Durant la Renaissance, le retour des papes à Rome créa une ère de construction de palais sans précédent pour la « Ville éternelle »
Le retour des papes à Rome à la fin du XIVe siècle, après près de soixante-dix ans d’exil à Avignon, n’a pas immédiatement relancé l’économie de la Ville éternelle. Pourtant, entre 1378 et 1599, près de 31 % des palais romains furent construits, marquant une transformation urbaine sans précédent. Une étude récente révèle comment la crédibilité institutionnelle, plus que la simple présence pontificale, a déclenché cet essor, en liant durablement les intérêts des élites à la stabilité de la papauté.
Pourquoi la construction de palais à Rome a-t-elle connu un essor si tardif après le retour des papes en 1377 ?
L’étude montre que la présence du pape à Rome ne suffisait pas : les Romains craignaient des départs futurs, rendant les investissements immobiliers trop risqués. Ce n’est qu’avec une réforme institutionnelle crédible, comme la bulle Etsi universis de Sixte IV en 1475, que la confiance s’est installée, permettant aux élites de s’engager durablement dans la pierre.

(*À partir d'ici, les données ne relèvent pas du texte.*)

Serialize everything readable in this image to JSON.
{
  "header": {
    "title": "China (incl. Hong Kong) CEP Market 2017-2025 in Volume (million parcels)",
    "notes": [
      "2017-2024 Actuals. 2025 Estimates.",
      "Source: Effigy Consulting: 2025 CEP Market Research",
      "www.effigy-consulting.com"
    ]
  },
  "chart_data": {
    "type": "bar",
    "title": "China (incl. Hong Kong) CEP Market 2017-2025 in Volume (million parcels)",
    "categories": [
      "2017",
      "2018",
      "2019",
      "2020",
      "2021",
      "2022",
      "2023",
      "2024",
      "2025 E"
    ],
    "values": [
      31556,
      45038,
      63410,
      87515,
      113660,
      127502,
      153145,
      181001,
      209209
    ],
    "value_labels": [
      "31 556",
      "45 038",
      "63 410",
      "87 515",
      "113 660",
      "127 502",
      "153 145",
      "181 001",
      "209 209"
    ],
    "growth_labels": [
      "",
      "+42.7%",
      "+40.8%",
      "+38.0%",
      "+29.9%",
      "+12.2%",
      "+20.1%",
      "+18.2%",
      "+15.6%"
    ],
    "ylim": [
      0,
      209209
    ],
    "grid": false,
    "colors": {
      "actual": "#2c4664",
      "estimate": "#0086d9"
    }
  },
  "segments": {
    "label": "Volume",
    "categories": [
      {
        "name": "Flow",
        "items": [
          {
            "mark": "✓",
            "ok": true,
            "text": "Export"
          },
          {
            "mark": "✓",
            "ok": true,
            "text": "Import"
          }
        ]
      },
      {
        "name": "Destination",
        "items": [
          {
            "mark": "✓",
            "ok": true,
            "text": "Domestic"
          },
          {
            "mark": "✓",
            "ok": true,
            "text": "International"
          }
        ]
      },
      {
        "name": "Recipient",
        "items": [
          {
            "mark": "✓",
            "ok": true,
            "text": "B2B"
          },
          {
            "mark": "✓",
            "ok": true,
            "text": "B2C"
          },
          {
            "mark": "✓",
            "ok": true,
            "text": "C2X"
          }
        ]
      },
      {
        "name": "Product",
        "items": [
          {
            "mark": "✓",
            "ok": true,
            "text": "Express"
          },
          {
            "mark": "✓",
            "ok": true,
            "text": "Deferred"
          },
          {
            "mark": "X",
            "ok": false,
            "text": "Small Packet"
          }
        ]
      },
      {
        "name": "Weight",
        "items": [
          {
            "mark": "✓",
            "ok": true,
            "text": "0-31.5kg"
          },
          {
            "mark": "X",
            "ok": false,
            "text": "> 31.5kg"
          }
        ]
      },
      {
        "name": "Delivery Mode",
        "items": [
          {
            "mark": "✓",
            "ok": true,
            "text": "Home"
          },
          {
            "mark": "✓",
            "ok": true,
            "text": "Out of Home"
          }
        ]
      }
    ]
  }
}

Quel rôle a joué la réforme de Sixte IV dans ce phénomène ?
En autorisant les prélats à transmettre leurs biens immobiliers à leurs héritiers, la réforme a réduit leur taux d’imposition successorale de 100 % à 0 %, déclenchant une augmentation de près de 300 % des constructions palatiales par les cardinaux. Ce mécanisme a créé un cercle vertueux : plus les élites investissaient, plus elles avaient intérêt à ce que la papauté reste à Rome.
Comment les laïcs ont-ils réagi à cette dynamique ?
Les laïcs, initialement prudents, ont observé les investissements massifs des prélats et révisé leurs croyances sur la permanence de la papauté. Pendant cinquante ans, chaque dizaine de projets lancés par des prélats entraînait environ six projets supplémentaires de laïcs. Une fois le mécanisme d’engagement pleinement établi, cette corrélation a disparu, signe que la confiance était désormais totale.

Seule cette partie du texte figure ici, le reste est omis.